To get to Łódź.
Yeah. Sidney, I don't, you know, if you live 150 years, and you win all the lottos in the world--billions--everything that is available to you, would never mean this much as what this piece of green paper meant to me the day I got it. And I went in--I had to go back again. And the fear the second time was so frightening because I figured: took four weeks, they'll have had a chance to check the veracity of it and then I would be walking right into a trap. I'm sure you heard me tell the story how I walked back from the city to the village. It was like 40 kilometers on a winter day, and I don't remember walking it. I felt like the uh, men, you know in the Chagall paintings, where he floats in the air, you know.
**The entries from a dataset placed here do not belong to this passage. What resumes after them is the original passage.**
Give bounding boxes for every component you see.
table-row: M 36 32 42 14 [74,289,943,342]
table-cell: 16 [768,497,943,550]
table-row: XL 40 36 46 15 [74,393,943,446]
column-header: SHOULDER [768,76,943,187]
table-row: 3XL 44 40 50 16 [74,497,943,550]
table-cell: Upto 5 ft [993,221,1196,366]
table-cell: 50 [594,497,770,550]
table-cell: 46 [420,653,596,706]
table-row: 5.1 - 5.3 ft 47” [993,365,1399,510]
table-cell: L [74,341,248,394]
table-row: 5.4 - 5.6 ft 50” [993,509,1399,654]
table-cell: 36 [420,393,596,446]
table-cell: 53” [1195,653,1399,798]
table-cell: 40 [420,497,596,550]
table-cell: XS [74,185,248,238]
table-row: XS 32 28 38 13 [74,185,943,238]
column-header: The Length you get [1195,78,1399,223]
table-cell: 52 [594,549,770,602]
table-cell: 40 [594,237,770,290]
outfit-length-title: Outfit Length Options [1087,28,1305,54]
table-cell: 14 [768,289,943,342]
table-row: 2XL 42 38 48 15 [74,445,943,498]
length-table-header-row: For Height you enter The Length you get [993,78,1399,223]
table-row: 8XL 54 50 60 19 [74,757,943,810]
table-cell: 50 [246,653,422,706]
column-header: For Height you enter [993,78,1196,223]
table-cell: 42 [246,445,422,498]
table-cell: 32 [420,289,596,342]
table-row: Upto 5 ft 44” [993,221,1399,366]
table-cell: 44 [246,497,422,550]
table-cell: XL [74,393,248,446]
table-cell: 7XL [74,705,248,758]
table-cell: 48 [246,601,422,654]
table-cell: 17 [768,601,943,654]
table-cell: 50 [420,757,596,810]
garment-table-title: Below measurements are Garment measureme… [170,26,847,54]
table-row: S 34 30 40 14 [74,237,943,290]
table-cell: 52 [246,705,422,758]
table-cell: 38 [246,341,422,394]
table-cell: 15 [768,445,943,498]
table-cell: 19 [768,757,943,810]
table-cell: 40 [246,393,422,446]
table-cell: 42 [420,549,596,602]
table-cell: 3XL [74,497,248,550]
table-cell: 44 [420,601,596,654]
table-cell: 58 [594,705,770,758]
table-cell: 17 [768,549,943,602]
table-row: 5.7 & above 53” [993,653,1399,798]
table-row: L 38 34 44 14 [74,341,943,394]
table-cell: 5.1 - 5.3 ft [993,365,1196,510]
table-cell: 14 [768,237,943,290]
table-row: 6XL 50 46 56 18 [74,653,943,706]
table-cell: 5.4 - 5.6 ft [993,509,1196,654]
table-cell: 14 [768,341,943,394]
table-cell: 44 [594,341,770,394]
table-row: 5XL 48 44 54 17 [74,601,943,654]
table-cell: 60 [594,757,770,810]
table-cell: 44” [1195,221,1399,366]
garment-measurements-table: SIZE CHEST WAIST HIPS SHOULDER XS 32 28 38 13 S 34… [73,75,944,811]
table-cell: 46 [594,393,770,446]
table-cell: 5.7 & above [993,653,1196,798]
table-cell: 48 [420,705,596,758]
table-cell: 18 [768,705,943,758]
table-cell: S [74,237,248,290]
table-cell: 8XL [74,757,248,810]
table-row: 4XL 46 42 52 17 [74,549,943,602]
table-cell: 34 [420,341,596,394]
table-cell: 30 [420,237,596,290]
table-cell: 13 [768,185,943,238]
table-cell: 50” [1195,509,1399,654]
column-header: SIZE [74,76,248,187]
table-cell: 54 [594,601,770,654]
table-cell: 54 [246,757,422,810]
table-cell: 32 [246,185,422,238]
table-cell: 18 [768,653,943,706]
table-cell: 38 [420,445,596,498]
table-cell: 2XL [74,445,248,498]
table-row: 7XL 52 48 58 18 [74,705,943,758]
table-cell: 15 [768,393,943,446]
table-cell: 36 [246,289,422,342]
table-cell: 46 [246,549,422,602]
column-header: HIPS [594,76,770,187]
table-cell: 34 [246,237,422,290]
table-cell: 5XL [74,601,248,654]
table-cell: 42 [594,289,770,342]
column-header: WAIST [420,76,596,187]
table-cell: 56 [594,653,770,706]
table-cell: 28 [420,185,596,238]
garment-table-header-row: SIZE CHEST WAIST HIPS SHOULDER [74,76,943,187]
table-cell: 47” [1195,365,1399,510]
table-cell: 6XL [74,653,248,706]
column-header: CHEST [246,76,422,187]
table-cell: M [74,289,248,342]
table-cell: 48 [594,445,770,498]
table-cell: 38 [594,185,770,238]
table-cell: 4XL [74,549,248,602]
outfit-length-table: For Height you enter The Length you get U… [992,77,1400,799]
These are the characters that float--I never really touched ground. I felt like a--I mean how does one--was one suppose to feel that was just to be executed or had the noose around they're gonna hang him, and then somebody cuts the rope? What is that--what does feel like? They say, "Okay, go." How does it feel? How do you describe the feelings? This is what--it was unbelievable. This is uh, later when I lived in France.
Forty-seven?
Yes. This--on the ship coming to America, this one.
This one?
Yeah. This is a soldier in Uncle Sam's army.
Where was this? Where was this taken?
In Fort Riley, Kansas. This is a picture of my mother that uh, somebody gave me here.
She had blue eyes.
Mm-hm. My father was very blond, on my father's side. This is my brother, standing in the, in the courtyard in the Warsaw ghetto.